A 50 year old female with a previous history of HBP (treated with two drugs) T2DM (treated with oral antidiabetics) and dyslipidemia. She suffered from morbid obesity and had a BMI of 52 Kg/m2. She had tried diet and exercise and lost only 5 kg.
Surgical treatment was proposed. During the preoperative evaluation she complained of heartburn and acid reflux. Further study revealed a hiatal hernia with a preserved mucosa.
The patient was placed in the supine position with opened legs. The leading surgeon stood between the patient´s legs with one assistant at each side.
A total of 5 trocars are recommended. The classic configuration is a 12mm port in the supra umbilical position for a 30º scope, two additional 12-mm ports at each flank to serve as the working channel for the leading surgeon, two 5mm ports located at the epigastrium for retraction of the liver, and a final more lateral port at the left flank to perform traction of the omentum and the stomach.
The first stage of the procedure is quite similar to the dissection required to prepare the stomach for a Nissen fundoplication. A small window was opened at the gastro-phrenic membrane and other at the gastro hepatic ligament
By means of blunt dissection a tunnel was created to communicate these two windows, then a penrose was passed through. It is used to perform traction of the gastroesophageal junction and expose the crura.
There was abundant fatty tissue, which made it difficult to achieve good exposure. The fat pad was resected to improve the visualization of the angle of His and also to prevent it from crossing the stapler line.

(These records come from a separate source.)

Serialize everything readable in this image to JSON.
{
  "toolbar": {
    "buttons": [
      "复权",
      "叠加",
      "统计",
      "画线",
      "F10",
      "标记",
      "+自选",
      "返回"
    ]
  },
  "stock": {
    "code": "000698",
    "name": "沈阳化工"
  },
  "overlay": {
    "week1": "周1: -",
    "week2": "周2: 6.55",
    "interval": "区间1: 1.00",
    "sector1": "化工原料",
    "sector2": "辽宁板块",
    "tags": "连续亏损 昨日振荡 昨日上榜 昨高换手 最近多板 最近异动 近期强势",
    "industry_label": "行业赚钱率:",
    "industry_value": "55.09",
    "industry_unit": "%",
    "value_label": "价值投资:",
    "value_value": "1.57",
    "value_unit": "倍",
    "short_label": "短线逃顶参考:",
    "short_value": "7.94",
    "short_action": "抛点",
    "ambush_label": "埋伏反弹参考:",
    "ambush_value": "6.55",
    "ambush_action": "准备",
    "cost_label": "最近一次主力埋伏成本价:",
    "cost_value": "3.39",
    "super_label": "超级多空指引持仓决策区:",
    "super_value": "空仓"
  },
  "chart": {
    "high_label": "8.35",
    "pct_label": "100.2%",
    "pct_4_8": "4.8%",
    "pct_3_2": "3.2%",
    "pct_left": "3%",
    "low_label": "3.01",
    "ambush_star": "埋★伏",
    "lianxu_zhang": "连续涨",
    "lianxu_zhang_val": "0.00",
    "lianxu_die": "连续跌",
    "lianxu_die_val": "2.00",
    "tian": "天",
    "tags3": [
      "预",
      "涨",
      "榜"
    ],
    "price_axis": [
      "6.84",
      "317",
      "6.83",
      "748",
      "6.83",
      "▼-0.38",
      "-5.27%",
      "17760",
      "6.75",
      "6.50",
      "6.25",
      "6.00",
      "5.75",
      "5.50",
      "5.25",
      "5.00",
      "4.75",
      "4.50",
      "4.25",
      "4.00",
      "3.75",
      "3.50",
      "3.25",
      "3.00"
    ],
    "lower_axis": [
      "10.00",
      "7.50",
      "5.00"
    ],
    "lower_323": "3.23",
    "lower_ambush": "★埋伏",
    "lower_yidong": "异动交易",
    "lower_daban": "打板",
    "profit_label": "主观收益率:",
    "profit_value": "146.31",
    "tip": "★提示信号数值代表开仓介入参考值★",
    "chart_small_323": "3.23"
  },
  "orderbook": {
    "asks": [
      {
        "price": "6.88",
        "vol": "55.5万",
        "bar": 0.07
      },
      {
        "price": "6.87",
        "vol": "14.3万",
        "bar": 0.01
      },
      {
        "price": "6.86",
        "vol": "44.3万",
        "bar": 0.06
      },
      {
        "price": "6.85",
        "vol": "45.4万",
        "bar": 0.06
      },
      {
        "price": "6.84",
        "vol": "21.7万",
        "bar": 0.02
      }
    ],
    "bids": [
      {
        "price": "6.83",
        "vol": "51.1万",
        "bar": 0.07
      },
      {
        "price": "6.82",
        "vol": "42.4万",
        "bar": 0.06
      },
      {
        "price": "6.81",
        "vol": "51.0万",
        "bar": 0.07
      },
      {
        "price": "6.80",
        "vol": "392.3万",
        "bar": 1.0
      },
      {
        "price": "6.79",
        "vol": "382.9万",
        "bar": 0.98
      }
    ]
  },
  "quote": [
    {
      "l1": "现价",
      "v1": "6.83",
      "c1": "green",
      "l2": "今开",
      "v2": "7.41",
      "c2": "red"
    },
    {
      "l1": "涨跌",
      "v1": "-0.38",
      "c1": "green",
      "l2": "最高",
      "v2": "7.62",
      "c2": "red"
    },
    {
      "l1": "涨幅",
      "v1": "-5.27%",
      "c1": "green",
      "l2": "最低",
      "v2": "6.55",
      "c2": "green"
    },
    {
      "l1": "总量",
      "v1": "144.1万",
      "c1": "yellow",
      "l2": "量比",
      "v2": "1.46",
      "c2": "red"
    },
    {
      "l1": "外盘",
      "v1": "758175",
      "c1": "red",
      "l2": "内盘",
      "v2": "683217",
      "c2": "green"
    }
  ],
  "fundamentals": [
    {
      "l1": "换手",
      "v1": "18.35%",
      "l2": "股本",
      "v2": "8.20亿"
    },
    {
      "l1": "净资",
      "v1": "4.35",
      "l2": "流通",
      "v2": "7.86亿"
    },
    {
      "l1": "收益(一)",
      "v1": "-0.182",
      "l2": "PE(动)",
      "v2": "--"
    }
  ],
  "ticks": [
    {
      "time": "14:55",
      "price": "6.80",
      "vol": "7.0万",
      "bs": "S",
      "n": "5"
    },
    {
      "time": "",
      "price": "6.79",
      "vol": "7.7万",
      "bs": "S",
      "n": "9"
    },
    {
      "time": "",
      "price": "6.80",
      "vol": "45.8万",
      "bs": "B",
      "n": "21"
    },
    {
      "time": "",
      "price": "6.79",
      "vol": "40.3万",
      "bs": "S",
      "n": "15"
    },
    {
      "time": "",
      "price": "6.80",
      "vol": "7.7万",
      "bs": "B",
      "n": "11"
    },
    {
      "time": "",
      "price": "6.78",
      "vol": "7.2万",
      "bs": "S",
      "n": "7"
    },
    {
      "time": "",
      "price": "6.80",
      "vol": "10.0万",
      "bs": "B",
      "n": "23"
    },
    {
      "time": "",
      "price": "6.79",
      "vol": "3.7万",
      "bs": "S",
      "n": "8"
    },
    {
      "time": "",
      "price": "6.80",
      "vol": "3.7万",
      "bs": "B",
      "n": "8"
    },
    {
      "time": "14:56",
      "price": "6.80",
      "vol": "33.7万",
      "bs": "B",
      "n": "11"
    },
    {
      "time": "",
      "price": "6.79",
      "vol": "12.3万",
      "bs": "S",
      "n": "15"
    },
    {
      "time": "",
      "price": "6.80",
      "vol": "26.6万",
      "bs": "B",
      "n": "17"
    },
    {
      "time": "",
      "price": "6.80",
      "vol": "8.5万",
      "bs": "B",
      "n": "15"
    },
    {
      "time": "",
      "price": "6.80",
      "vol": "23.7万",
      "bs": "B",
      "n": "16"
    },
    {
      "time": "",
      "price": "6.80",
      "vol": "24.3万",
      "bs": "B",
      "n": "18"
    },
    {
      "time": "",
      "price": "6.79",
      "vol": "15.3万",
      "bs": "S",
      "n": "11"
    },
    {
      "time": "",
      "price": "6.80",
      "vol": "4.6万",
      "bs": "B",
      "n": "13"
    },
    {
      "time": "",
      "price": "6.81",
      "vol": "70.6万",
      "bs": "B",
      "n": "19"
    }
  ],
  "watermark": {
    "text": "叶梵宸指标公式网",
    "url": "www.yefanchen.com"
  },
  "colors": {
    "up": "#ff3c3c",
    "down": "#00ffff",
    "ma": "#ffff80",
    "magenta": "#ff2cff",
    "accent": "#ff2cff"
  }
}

The surgeon should always check before sectioning the tissues. Unexpected injuries to the esophagus are potentially fatal, especially in morbid obese patients. One trick is to perform traction of the fatty tissue and compress it with the Ligashure™. With this maneuver the avascular plane becomes clear improving the safety of the dissection.
Now the left crus can be clearly seen. Blunt dissection continues in order to individualize the right crus. Once again the fatty tissue was in the way and had to be resected. The hook is used for sharp dissection. The attachments of a large lipoma arising from the lesser sac had to be sectioned. The left gastric artery must be preserved.
Now the Penrose is seizing the lipoma, which was removed to continue with the surgery. The limit between the fatty tissue and the stomach becomes more clear and the anatomization of the hiatus continues.
The hook makes it possible to dissect layer-by-layer. It provides sharp and blunt dissection. The anterior wall of the esophagogastric junction was gradually released. The LigaSure™ may be used when the limits of the esophagus are clear. It saves surgery time.
The assistant surgeon performs traction of the gastric fundus. This is essential to improve and maintain the exposure. Placement of a foucher bougie helps to delimit the esophagus, giving more security to the surgeon to continue the laborious individualization of the anatomical structures.
Finally the hiatus was released from the fatty tissue. Cranial traction of the stomach makes it possible to evaluate the diaphragmatic crura. The surgeon checks hemostasis and tissue tension. Separate knots of 2-0 silk were used to close the hiatus. We recommend going in and out with the needle one each crus at a time.
The posterior approach is better to expose an adequate surgical field and avoid esophageal stenosis due to the knots. A total of 3 knots were made achieving the closure of the hiatal defect
The rest of the procedure was a standard sleeve gastrectomy.
Surgery took 115 minutes and was uneventful. Oral intake started 24 hours after the procedure and the patient left the hospital on the second postoperative day.
The last follow-up took place 30 months after the surgical treatment, The patient had lost 51 Kg achieving a BMI of 30 Kg/m2 and the resolution of her comorbidities.
So far there has been no relapse of the hiatal hernia.